For internal validation, different challenge types apply than on the public web. The HTTP challenge common for public domains rarely fits internal services. Instead, DNS-based methods or, depending on the environment, platform-bound identity proofs come into play. Service meshes partly solve this internally through their own identity layer and short-lived certificates with lifetimes of hours rather than weeks.
What makes the difference
Three capabilities decide whether internal automation holds.
Discovery facing inward too. The dangerous outage is rarely the well-tended front-end certificate. It is the forgotten one on an internal service, an appliance, or in a cluster nobody actively watches anymore. An inventory must capture internal endpoints as much as public ones.

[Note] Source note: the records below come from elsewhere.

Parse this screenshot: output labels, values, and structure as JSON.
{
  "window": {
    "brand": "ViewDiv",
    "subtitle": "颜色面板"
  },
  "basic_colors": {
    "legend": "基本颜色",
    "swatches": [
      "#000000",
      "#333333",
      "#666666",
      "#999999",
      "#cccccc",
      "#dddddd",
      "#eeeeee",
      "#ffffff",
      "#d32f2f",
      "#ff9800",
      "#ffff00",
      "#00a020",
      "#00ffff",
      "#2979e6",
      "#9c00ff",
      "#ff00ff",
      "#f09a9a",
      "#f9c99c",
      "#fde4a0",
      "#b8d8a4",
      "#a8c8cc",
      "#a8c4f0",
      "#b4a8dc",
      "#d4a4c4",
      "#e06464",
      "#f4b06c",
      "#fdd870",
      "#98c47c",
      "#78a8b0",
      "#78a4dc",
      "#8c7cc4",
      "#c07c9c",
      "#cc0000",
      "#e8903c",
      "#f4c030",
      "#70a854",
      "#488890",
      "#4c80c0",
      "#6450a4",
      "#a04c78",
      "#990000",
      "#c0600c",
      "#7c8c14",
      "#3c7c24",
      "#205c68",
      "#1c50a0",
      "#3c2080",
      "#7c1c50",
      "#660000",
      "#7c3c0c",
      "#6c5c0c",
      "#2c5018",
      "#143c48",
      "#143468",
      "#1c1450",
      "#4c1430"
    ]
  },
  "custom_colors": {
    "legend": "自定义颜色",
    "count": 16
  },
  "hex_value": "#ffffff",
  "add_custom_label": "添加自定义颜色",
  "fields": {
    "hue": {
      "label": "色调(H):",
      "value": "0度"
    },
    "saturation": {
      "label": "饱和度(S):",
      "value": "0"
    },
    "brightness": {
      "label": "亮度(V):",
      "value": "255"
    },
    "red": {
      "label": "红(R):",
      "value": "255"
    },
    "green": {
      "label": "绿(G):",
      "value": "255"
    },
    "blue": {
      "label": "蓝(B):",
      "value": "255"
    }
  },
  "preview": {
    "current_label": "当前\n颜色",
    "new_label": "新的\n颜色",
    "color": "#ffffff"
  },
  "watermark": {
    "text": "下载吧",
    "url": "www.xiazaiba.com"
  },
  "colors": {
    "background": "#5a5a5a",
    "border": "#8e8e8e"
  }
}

A CA-agnostic view. In environments that have grown over time, several CAs usually coexist: a public one for the outer edge, one or more internal, and perhaps a cloud-native one. Management that offers a unified view and unified renewal across all of them prevents each CA from becoming its own island with its own gaps.
Renewal with control. Full automation is the goal, but not at the price of lost traceability. Where needed, automatic renewal includes a documented approval and logging step, so that even at high frequency it stays clear what was issued when.
Exactly this pattern, discovery first, then CA-agnostic automation with approval, underlies our NextPKI module. The thrust, though, holds independently of any tool: whoever masters the short lifetimes of the outer edge but overlooks the interior has not got the actual volume under control.
The 47-day discussion is a good occasion to widen the view. Most of a company’s certificates are not in the shop window, but in the engine room.